Двадцать верст до станции. Обрыв над Сеймом, далеко видны степи… Двадцать верст до станции. Рожь уже убрали. Воздух был тонок, прозрачен, а он ехал как в тумане, сглатывая слезы… Простая у них семья, семья захудалых дворян: отец – на жалованье землемера и вечно в отлучке, мать – за шитьем, по хозяйству. Сестры, брат… Простая семья, а дала ему главное: к людям любовь, ибо для матери с отцом все были люди, все человеки. Когда повзрослел, воли своей родительской они не навязывали: «Ступай, Сашенька, как сердце велит. Только не потеряй, спаси бог, самоуважения, будешь тогда хорошим и сильным». Не потеряй самоуважения… Он обрел гармонию совести и дела, а только она, эта гармония, дает настоящее счастье. Жизнь доставила ему столько светлых чувств, столько братских привязанностей, что, каково бы ни было будущее, не ему, право, роптать на судьбу… Одно горько: что сделал для них, дорогих и постоянно любимых? Ничего не сделал. Но сказано: «Оставь отца, и матерь твою, и ближних твоих и иди, куда мы зовем…» Дом, родные путивльские края. Один только день был дома, мучительно-счастливый день. И вот нынче, здесь, в этой тюрьме, спустя три с лишним года довелось взглянуть на маму, на отца.

Господа жандармы расстарались: на казенные деньги доставили стариков в Санкт-Петербург, на извозчике подвезли к тюремным воротам. И мама вошла в комнату с высоким зарешеченным окном и портретом молодого императора на стене. «Да, это мой… мой старшенький», – едва молвила она, протянула руки к нему, и глаза ее наполнились слезами, которые никак не могли пролиться. Отец опирался на палку, голова у него дрожала. Но ответил он твердо: «Да, это мой сын. Мой Александр…»

* * *

Собор был пуст.

Старик и старуха молились в Петропавловском соборе.

«Спаситель, тебя распяли за любовь твою к людям. Спаситель, не дай погубить нашего мальчика, он тоже любил людей…»

Они молились в Петропавловском соборе, посреди той крепости, где в одиночном каземате умрет их старшенький.

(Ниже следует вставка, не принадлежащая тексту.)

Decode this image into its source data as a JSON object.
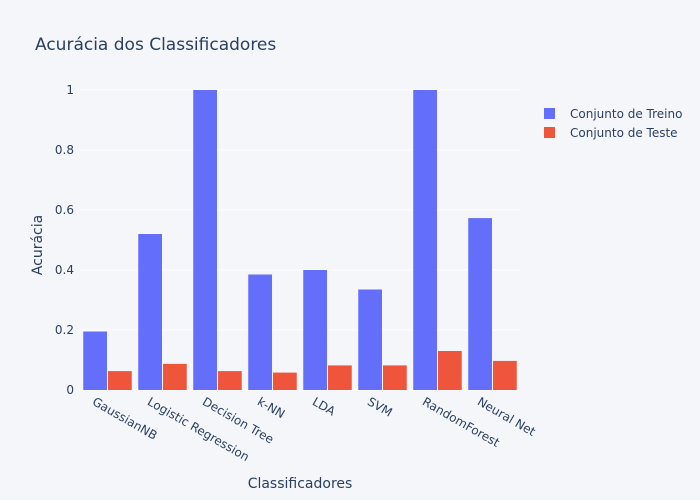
{
  "chart_data": {
    "type": "bar",
    "title": "Acurácia dos Classificadores",
    "xlabel": "Classificadores",
    "ylabel": "Acurácia",
    "categories": [
      "GaussianNB",
      "Logistic Regression",
      "Decision Tree",
      "k-NN",
      "LDA",
      "SVM",
      "RandomForest",
      "Neural Net"
    ],
    "series": [
      {
        "name": "Conjunto de Treino",
        "color": "#636efa",
        "values": [
          0.195,
          0.52,
          1.0,
          0.385,
          0.4,
          0.335,
          1.0,
          0.573
        ]
      },
      {
        "name": "Conjunto de Teste",
        "color": "#ef553b",
        "values": [
          0.063,
          0.087,
          0.063,
          0.058,
          0.082,
          0.082,
          0.13,
          0.097
        ]
      }
    ],
    "ylim": [
      0,
      1.1
    ],
    "yticks": [
      0,
      0.2,
      0.4,
      0.6,
      0.8,
      1
    ],
    "ytick_labels": [
      "0",
      "0.2",
      "0.4",
      "0.6",
      "0.8",
      "1"
    ],
    "grid": true,
    "legend_position": "top-right",
    "background": "#f4f6fa",
    "gridline_color": "#ffffff"
  }
}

На шпиле в декабрьских сумерках мерцал позолотой архангел с молчаливой трубою.

Когда вострубят о распятых мальчиках?

Глава 19 ОТЧЕТ РУССКОМУ НАРОДУ

После свидания с родителями называющий себя Поливановым два дня отказывался от допросов. Он не желал видеть ни подполковника, ни прокурора. Он не выходил на прогулку и почти не притрагивался к пище.

На третий день он потребовал бумаги и чернил.

– Кажется, мы одумались? – заботливо осведомился Никольский. И прибавил, не дожидаясь ответа: – Дальнейшее запирательство нелепо.

Называющий себя Поливановым смотрел мимо него.

– Прекрасно, – сказал подполковник. – Надеюсь на вашу полную откровенность.

Заключенному принесли стопку бумаги, перо, чернила.

…«Моя деятельность, предмет настоящего дела, есть деятельность общественная, она воплощалась среди общества, для общества и посредством его. Как общественный деятель, я пользуюсь ныне представившимся случаем дать отчет русскому обществу и народу в тех моих поступках, ими руководивших мотивах и соображениях, которые вошли составною частью в события последних лет, имевших серьезное влияние на русскую жизнь. Я не буду касаться личностей, в смысле фамилий и данных, ведущих к их обнаружению, раскрытию и привлечению к настоящему делу; я не имею на это ни малейшего права; но характеры известных мне деятелей, сошедших уже с поприща своей работы, и мотивы, руководившие ими, я, поскольку буду в состоянии, очерчу, если, конечно, у меня не будет отнята к этому возможность со стороны ведущих настоящее дело.

Я по убеждениям и деятельности принадлежу к Русской Социально-Революционной партии, выражаясь точнее – к партии «Народной воли», исповедую ее программу, работал для осуществления ее цели. Вообще к революционному русскому движению я примкнул в начале 1876 года.

Скажу несколько слов о своей жизни, предшествовавшей моменту сближения с Социально-Революционной партией.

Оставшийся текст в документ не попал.